Treasury Taps Federal Pensions, TSP G Fund Investments to Avoid Debt Default
Treasury Secretary Steven Mnuchin announced the extraordinary measures this week.
The Treasury Department has suspended investments into federal employees' pensions, as the government butts up against its statutory borrowing limit.
Treasury Secretary Steven Mnuchin announced the step as part of the measures he is permitted to take to delay the government defaulting on its debt. In addition to the Civil Service Retirement and Disability Fund, Mnuchin said in his letter to congressional leadership that Treasury will also suspend investments in the Postal Service Retiree Health Benefits Fund.
Mnuchin’s predecessors have increasingly in recent years relied upon “extraordinary measures” to avoid exceeding the debt ceiling. Treasury has typically suspended investments into the Thrift Savings Plan’s government securities (G) fund to buy the government some additional financial wiggle room. On Tuesday, Mnuchin announced he will also “be unable to invest fully” in the G Fund, which is the most stable offering in the federal workforce’s 401(k) equivalent.
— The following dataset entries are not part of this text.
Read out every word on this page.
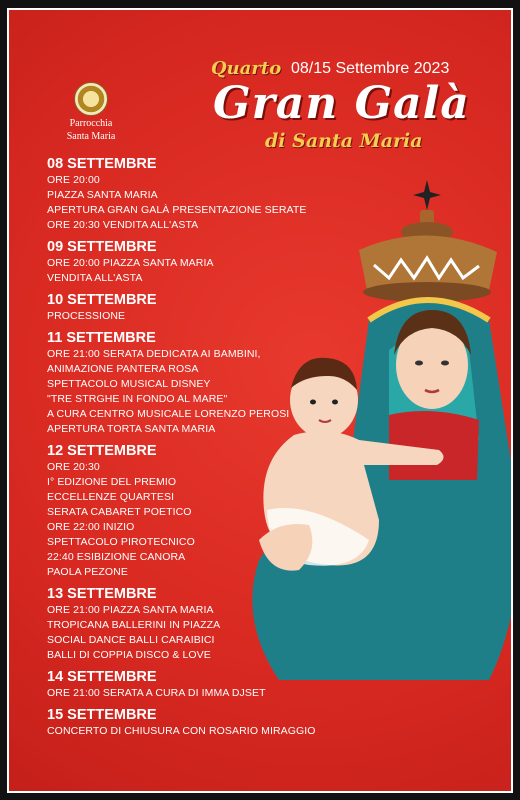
Parrocchia
Santa Maria
Quarto 08/15 Settembre 2023
Gran Galà
di Santa Maria
08 SETTEMBRE
ORE 20:00
PIAZZA SANTA MARIA
APERTURA GRAN GALÀ PRESENTAZIONE SERATE
ORE 20:30 VENDITA ALL'ASTA
09 SETTEMBRE
ORE 20:00 PIAZZA SANTA MARIA
VENDITA ALL'ASTA
10 SETTEMBRE
PROCESSIONE
11 SETTEMBRE
ORE 21:00 SERATA DEDICATA AI BAMBINI,
ANIMAZIONE PANTERA ROSA
SPETTACOLO MUSICAL DISNEY
"TRE STRGHE IN FONDO AL MARE"
A CURA CENTRO MUSICALE LORENZO PEROSI
APERTURA TORTA SANTA MARIA
12 SETTEMBRE
ORE 20:30
I° EDIZIONE DEL PREMIO
ECCELLENZE QUARTESI
SERATA CABARET POETICO
ORE 22:00 INIZIO
SPETTACOLO PIROTECNICO
22:40 ESIBIZIONE CANORA
PAOLA PEZONE
13 SETTEMBRE
ORE 21:00 PIAZZA SANTA MARIA
TROPICANA BALLERINI IN PIAZZA
SOCIAL DANCE BALLI CARAIBICI
BALLI DI COPPIA DISCO & LOVE
14 SETTEMBRE
ORE 21:00 SERATA A CURA DI IMMA DJSET
15 SETTEMBRE
CONCERTO DI CHIUSURA CON ROSARIO MIRAGGIO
Treasury last suspended payments to the pension funds in July. Both the pension funds and the G Fund will be made whole upon Congress raising the debt limit.
“Federal retirees and employees will be unaffected by these actions,” Mnuchin said.
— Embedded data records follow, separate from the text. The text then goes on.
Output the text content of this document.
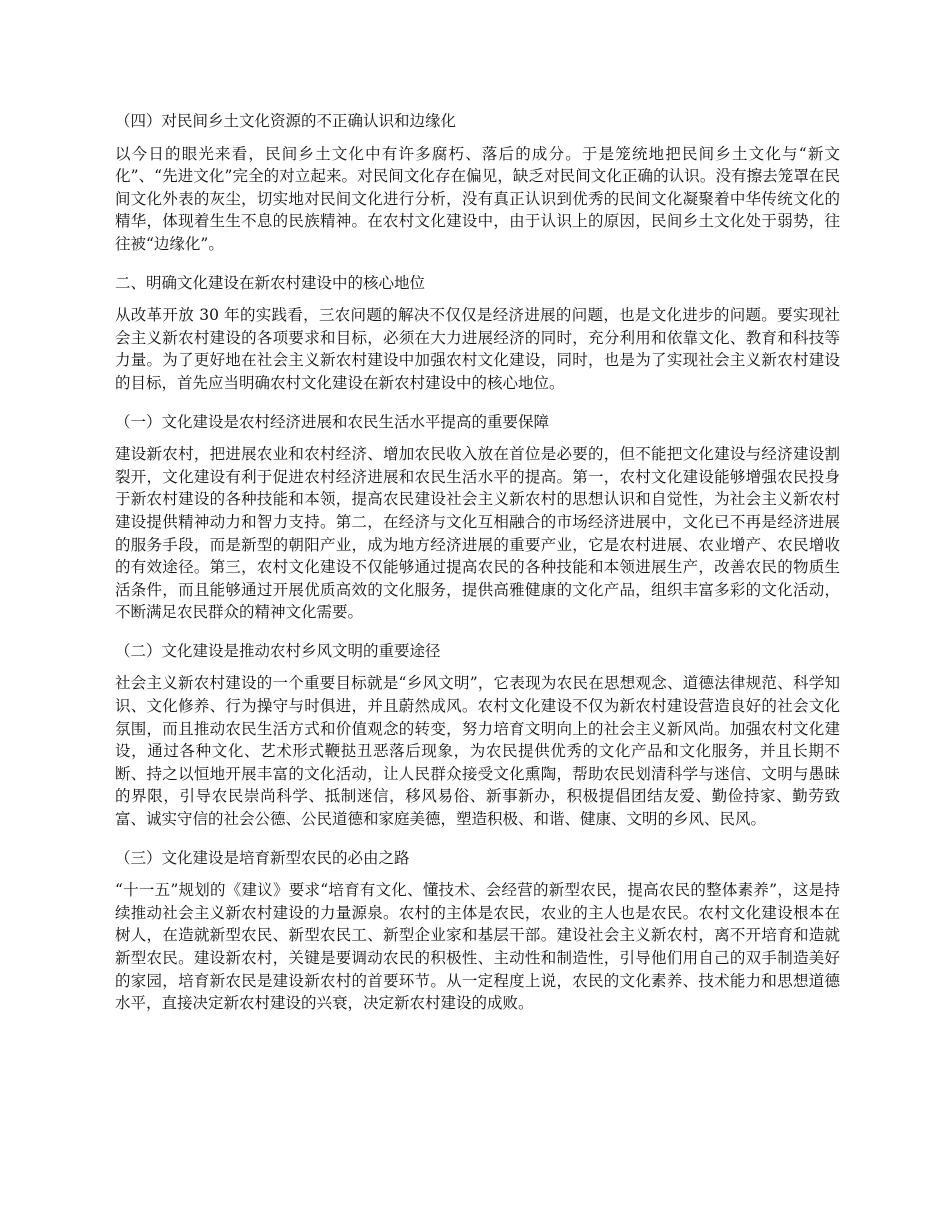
（四）对民间乡土文化资源的不正确认识和边缘化

以今日的眼光来看，民间乡土文化中有许多腐朽、落后的成分。于是笼统地把民间乡土文化与“新文化”、“先进文化”完全的对立起来。对民间文化存在偏见，缺乏对民间文化正确的认识。没有擦去笼罩在民间文化外表的灰尘，切实地对民间文化进行分析，没有真正认识到优秀的民间文化凝聚着中华传统文化的精华，体现着生生不息的民族精神。在农村文化建设中，由于认识上的原因，民间乡土文化处于弱势，往往被“边缘化”。

二、明确文化建设在新农村建设中的核心地位

从改革开放 30 年的实践看，三农问题的解决不仅仅是经济进展的问题，也是文化进步的问题。要实现社会主义新农村建设的各项要求和目标，必须在大力进展经济的同时，充分利用和依靠文化、教育和科技等力量。为了更好地在社会主义新农村建设中加强农村文化建设，同时，也是为了实现社会主义新农村建设的目标，首先应当明确农村文化建设在新农村建设中的核心地位。

（一）文化建设是农村经济进展和农民生活水平提高的重要保障

建设新农村，把进展农业和农村经济、增加农民收入放在首位是必要的，但不能把文化建设与经济建设割裂开，文化建设有利于促进农村经济进展和农民生活水平的提高。第一，农村文化建设能够增强农民投身于新农村建设的各种技能和本领，提高农民建设社会主义新农村的思想认识和自觉性，为社会主义新农村建设提供精神动力和智力支持。第二，在经济与文化互相融合的市场经济进展中，文化已不再是经济进展的服务手段，而是新型的朝阳产业，成为地方经济进展的重要产业，它是农村进展、农业增产、农民增收的有效途径。第三，农村文化建设不仅能够通过提高农民的各种技能和本领进展生产，改善农民的物质生活条件，而且能够通过开展优质高效的文化服务，提供高雅健康的文化产品，组织丰富多彩的文化活动，不断满足农民群众的精神文化需要。

（二）文化建设是推动农村乡风文明的重要途径

社会主义新农村建设的一个重要目标就是“乡风文明”，它表现为农民在思想观念、道德法律规范、科学知识、文化修养、行为操守与时俱进，并且蔚然成风。农村文化建设不仅为新农村建设营造良好的社会文化氛围，而且推动农民生活方式和价值观念的转变，努力培育文明向上的社会主义新风尚。加强农村文化建设，通过各种文化、艺术形式鞭挞丑恶落后现象，为农民提供优秀的文化产品和文化服务，并且长期不断、持之以恒地开展丰富的文化活动，让人民群众接受文化熏陶，帮助农民划清科学与迷信、文明与愚昧的界限，引导农民崇尚科学、抵制迷信，移风易俗、新事新办，积极提倡团结友爱、勤俭持家、勤劳致富、诚实守信的社会公德、公民道德和家庭美德，塑造积极、和谐、健康、文明的乡风、民风。

（三）文化建设是培育新型农民的必由之路

“十一五”规划的《建议》要求“培育有文化、懂技术、会经营的新型农民，提高农民的整体素养”，这是持续推动社会主义新农村建设的力量源泉。农村的主体是农民，农业的主人也是农民。农村文化建设根本在树人，在造就新型农民、新型农民工、新型企业家和基层干部。建设社会主义新农村，离不开培育和造就新型农民。建设新农村，关键是要调动农民的积极性、主动性和制造性，引导他们用自己的双手制造美好的家园，培育新农民是建设新农村的首要环节。从一定程度上说，农民的文化素养、技术能力和思想道德水平，直接决定新农村建设的兴衰，决定新农村建设的成败。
He estimated the “debt issuance suspension period” will continue through Jan. 31, 2018.
“I respectfully urge Congress to protect the full faith and credit of the United States by acting to increase the statutory debt limit as soon as possible,” Mnuchin wrote.
The Congressional Budget Office recently estimated that if the debt limit remains unchanged, “the ability to borrow using extraordinary measures will be exhausted and the Treasury will most likely run out of cash by late March or early April 2018.” Surpassing the borrowing limit would require the government to delay paying for activities, default on its debt obligations or both.
The current debt ceiling is $20.5 trillion, the amount to which it was raised after the temporary suspension of the borrowing limit that went into place in September expired. As the new extraordinary measures take effect, Congress will now have a few months to decide how to avoid a default.
In 2011, Congress and the Obama administration had contentious fights over raising the debt limit, leading to the 2011 Budget Control Act. That law created the automatic, governmentwide budget cuts known as sequestration, which began in 2013 and will return to full force this year unless Congress agrees to raise the spending caps.